横田英史の読書コーナー
半導体〜尖端覇権の興亡〜
大鹿靖明、講談社
2026.6.15 5:16 pm
半導体や液晶、太陽電池でかつて世界をリードした国内エレクトロニクス産業の栄光と没落、そして経済安全保障の観点から国として力を入れ始めた半導体産業に焦点を当てたノンフィクション。事実関係だけではなく、経営者や官僚、政治家、アカデミックなどの舞台裏の動きを丹念な取材で裏付ける。本書は大きく2部構成をとる。前半部では、太陽電池、半導体製造装置(EUV)、メモリー(エルピーダメモリ)、産業革新機構、ソニーとシャープをテーマに、2010年以降における日本の先端産業の凋落を扱う。後半部は、経済安全保障の観点から重要性が増す半導体を中心にストーリーを展開する。TSMCやラピダスを巡る数々の動きなどホットな話題を取り上げており読ませる内容だ。特にラピダスには3章を割く力の入れようである。
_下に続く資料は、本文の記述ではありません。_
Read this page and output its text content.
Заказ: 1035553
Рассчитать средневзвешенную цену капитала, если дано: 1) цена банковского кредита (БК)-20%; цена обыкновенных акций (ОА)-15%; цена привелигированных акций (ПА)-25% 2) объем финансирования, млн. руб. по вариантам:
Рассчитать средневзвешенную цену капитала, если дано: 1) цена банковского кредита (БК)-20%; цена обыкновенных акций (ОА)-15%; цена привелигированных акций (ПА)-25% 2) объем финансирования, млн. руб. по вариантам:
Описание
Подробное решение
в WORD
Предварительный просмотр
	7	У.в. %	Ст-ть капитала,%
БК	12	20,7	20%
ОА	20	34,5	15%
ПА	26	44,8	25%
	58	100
筆者は国内エレクトロニクス産業が凋落した元凶として、企業経営者、官僚、政治家、ジャーナリズムに厳しい目を向ける。彼ら彼女らは、自社や自国に強みのある先端技術を覇権的な道具に使うという発想に乏しい。自分たちに優位性のある技術なのに大切にしない。大局的、戦略的視点に立てない。例えば経営者はあまりにも脇が甘く、あまりにお人好しに過ぎる。他社を横目で見ながら付和雷同的に技術や工場、製造装置を二束三文で中国や韓国に売り払ってしまった。その結果、ノウハウをやすやすと手に入れた韓国や中国の台頭を許したと分析する。
経済産業省については、短期集中突破で持続性がないと辛辣な評価を下す。それが政策の持続性のなさに表れている。経営の実務を知らない官僚の集まりに過ぎず、「お絵かき」は得意でも、画餅に終わってしまうと語る。ラピダスについては、巨額の資金が投入されているさまを、「航空母艦が必要な時代に戦艦大和を建造する」ように見えると、悲観的な見方を隠そうとはしない。「日の丸」プロジェクトは、見込みのない技術の開発でも、いったん決定した方針を機動的に変更することが難しいとも指摘する。
500ページを超える大著だが、クリアな文体なのですいすい読み進むことができる。筆者はジャーナリスティックな視点で定評のあった朝日新聞の元記者だが、独立後の第一弾である本書は期待を裏切らない出来である。取材をベースにした内容は骨太で、歯に衣着せぬ人物評と皮肉たっぷりの書き口と相まって、掛け値なしに面白い。お薦めの1冊である。